Как и всякий раз, когда шепоты ее будили, Палма оделась и вышла посреди ночи на улицу. Посмотрела в одну сторону, в другую: дома утопали во мраке, похожие на огромные валуны на опушке леса, сверчки безразлично стрекотали, и какая-то птица, хлопая крыльями, перелетела с ветки на ветку. Подул ветер, взметнул волосы девушки и всколыхнул ее ночную рубашку. Ноги внезапно ощутили тепло: она посмотрела вниз и увидела кошку, та обернулась вокруг ее лодыжек. Подняла, приласкала; кошка заурчала и собралась уснуть прямо там, посреди улицы, но Палма ее легонько оттолкнула в сторону дома. Кошка прыгнула на забор, поглядела на чердак, мяукнула, и шерсть у нее на загривке встала дыбом.
– Знаю, Скама, знаю, – сказала Палма и погладила ее.
Потом прошла мимо дома и вошла в сад; разные букашки, задремавшие в ночной траве, разбегались перед нею во все стороны, спеша убраться с дороги. Шаги Палмы будили подворье. Сова моргнула в темноте, потревоженная суетой. Палма дошла до конца двора и опустилась на колени перед камнем, на котором однажды долотом высекла простое слово:
БАРТОЛОМЕУС
Свернулась в клубок на прохладной влажной земле и закрыла глаза.
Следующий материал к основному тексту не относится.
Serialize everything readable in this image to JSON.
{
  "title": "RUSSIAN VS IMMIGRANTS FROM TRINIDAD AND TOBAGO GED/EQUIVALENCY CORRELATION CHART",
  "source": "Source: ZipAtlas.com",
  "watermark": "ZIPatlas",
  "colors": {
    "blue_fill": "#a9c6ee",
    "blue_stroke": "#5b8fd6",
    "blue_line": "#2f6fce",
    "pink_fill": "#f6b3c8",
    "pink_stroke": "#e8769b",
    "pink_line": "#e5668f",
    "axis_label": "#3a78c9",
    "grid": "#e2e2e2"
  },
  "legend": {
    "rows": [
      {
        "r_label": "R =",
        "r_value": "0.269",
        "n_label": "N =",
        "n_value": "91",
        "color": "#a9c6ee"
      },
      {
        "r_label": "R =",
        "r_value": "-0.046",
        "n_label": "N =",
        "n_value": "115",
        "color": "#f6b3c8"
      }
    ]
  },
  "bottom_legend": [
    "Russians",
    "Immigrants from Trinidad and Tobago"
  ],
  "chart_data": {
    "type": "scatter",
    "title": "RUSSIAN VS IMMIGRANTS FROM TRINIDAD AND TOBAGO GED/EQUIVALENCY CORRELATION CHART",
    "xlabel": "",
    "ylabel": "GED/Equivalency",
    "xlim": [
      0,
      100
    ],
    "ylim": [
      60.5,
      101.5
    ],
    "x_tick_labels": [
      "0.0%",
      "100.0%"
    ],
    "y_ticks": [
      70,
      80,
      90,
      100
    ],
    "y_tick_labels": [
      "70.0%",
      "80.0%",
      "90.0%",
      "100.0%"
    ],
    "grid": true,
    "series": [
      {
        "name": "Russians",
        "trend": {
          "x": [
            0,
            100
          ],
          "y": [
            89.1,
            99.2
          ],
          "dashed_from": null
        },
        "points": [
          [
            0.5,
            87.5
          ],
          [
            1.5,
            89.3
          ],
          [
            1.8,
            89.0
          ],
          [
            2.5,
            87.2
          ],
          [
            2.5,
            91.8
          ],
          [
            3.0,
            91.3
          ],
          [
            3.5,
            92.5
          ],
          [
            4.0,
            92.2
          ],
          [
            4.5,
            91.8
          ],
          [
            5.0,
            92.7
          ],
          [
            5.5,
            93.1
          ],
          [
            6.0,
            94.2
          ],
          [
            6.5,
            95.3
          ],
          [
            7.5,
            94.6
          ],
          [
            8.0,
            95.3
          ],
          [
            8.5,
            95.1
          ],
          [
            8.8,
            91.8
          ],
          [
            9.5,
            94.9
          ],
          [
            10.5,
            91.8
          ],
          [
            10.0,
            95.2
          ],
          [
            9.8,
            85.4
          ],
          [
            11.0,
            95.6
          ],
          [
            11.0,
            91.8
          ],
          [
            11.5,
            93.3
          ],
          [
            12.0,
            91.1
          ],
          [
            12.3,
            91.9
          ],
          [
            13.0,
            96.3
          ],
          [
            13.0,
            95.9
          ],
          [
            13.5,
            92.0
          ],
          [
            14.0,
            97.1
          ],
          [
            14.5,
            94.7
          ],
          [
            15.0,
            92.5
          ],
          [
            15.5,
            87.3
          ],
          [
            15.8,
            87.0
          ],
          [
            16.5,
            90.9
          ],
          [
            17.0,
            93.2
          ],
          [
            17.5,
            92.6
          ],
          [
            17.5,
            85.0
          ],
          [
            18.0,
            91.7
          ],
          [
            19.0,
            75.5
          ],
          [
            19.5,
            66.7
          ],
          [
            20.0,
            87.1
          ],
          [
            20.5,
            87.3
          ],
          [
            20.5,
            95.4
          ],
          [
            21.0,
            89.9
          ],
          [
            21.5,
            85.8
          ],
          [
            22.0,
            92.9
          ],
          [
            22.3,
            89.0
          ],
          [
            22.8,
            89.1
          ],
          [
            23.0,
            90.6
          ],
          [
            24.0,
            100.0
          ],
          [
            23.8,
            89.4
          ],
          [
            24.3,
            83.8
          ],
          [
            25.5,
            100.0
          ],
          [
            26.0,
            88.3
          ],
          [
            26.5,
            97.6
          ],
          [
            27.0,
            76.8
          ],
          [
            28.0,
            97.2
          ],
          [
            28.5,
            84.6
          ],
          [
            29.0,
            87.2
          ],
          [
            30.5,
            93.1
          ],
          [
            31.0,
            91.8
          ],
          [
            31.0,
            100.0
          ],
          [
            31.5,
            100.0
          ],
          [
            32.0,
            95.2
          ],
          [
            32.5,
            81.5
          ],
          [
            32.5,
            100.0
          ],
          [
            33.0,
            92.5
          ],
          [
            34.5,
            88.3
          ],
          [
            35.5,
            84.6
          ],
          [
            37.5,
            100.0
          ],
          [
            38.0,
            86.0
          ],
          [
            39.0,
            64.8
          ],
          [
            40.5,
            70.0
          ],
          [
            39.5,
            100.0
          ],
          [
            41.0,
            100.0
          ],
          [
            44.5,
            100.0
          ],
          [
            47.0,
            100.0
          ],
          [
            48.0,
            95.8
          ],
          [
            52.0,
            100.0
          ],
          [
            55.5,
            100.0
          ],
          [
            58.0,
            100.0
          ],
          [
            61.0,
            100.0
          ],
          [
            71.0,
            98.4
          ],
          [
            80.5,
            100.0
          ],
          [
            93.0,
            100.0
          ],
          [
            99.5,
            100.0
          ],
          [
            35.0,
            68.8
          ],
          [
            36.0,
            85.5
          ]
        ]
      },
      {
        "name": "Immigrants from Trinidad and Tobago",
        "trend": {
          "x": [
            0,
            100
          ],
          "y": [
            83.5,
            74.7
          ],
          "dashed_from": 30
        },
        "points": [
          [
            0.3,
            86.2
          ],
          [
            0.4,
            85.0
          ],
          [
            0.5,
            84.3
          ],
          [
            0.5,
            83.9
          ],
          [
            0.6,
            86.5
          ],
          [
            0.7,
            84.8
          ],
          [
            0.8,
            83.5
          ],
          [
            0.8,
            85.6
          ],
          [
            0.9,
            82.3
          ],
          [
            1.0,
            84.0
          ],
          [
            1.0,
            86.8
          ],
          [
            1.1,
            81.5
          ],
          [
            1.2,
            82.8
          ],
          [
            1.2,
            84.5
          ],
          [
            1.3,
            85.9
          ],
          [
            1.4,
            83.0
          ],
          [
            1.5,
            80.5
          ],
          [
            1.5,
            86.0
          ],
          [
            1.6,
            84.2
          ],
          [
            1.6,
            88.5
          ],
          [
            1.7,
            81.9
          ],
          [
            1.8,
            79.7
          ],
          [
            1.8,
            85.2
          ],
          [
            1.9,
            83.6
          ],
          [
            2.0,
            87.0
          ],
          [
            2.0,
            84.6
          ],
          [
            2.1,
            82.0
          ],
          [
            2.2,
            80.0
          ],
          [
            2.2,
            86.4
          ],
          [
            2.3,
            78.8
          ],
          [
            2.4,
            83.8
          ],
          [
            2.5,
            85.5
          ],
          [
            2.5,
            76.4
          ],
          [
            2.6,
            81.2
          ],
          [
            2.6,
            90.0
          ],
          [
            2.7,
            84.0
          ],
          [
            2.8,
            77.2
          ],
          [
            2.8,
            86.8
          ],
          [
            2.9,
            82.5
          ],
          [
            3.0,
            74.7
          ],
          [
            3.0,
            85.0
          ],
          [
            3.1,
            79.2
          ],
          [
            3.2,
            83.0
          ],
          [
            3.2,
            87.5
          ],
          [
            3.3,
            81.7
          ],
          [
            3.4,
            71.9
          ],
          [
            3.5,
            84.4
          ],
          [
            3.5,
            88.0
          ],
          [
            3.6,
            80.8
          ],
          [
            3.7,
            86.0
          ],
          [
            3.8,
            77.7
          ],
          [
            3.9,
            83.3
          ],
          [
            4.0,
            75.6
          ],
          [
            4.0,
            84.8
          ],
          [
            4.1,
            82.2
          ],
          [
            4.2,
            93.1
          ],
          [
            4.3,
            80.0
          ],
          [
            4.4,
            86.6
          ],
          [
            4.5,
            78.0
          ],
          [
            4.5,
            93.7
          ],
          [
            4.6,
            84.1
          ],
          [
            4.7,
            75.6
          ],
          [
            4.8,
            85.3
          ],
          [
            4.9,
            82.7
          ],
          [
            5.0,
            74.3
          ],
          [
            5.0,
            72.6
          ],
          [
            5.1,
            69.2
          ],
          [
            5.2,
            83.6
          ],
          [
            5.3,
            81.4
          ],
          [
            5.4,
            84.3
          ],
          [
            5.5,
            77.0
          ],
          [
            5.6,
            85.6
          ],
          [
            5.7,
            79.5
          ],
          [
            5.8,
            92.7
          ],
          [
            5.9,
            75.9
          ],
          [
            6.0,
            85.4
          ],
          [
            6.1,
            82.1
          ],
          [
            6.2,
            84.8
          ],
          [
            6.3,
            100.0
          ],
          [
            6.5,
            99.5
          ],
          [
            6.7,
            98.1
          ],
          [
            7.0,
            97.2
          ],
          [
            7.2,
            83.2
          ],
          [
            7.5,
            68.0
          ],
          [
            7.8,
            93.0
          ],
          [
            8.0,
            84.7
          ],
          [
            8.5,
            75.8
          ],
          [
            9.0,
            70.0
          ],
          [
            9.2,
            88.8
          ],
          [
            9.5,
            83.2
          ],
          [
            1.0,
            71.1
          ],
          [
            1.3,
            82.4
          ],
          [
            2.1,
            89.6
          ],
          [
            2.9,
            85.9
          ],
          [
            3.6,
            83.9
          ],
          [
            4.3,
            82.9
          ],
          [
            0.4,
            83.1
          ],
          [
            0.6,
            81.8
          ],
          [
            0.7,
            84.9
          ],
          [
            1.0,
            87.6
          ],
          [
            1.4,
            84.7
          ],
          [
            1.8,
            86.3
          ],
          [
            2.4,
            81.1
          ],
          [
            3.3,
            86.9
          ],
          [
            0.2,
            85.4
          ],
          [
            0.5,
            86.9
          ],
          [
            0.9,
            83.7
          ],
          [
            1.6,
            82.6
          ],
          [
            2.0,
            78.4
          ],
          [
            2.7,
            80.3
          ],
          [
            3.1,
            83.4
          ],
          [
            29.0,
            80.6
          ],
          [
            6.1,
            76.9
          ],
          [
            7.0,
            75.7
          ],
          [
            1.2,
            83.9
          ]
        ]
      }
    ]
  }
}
После смерти Бартоломеуса его могила стала единственной постелью, на которой ей еще снились сны, и девушка часто приходила сюда, чтобы поспать на земле, даже зимой, опустив голову на твердую подушку камня, и рельеф любимого имени оставлял отпечатки на ее виске – полосы, об их исчезновении в течение дня она всегда сожалела. Она бы с радостью вытатуировала имя Бартоломеуса повсюду на своем теле, с радостью стала бы ему могильным камнем. И даже, как говорила она самой себе, чтобы быстрее уснуть на его могиле, с радостью рассталась бы с жизнью вместо него.
Она заснула мертвым сном, и во сне увидела Бартоломеуса, который шел по саду. Это происходило не днем и не ночью, но в некий третий отрезок времени, как будто у Мира имелись три стороны, и в означенные часы могло случиться что угодно. Она смотрела на своего жениха из его же могилы, стряхивая с глаз комья земли, – или нет, вместо глаз у нее были комья земли, она их выдирала из глазниц и бросала в яму, а они падали все глубже и глубже. Она видела, как Бартоломеус ходит по двору, потирая ладони: у него опять были плоть и кожа, зубы и волосы, ногти и глаза, амбиции и тревоги, радости и печали; он снова стал человеком. Она попыталась закричать, но комья земли из глаз упали сквозь дыру в небе и лишили ее дара речи. Внезапно Палма почувствовала, что в саду есть кто-то еще, и испугалась; она никого не видела, но испытывала ужасное ощущение – рядом был кто-то третий, он все время держался за спиной Бартоломеуса, даже не подозревавшего о существовании чужака, а тот прятался от его взгляда, ступал и замирал одновременно с ним, и силуэт этого существа целиком и полностью скрывался за силуэтом жениха Палмы. От омерзения она вздрогнула и проснулась. Скама разыскала хозяйку, лежащую на могиле Бартоломеуса, и устроилась у нее на коленях; от страха перед кошкой все живое во дворе застыло.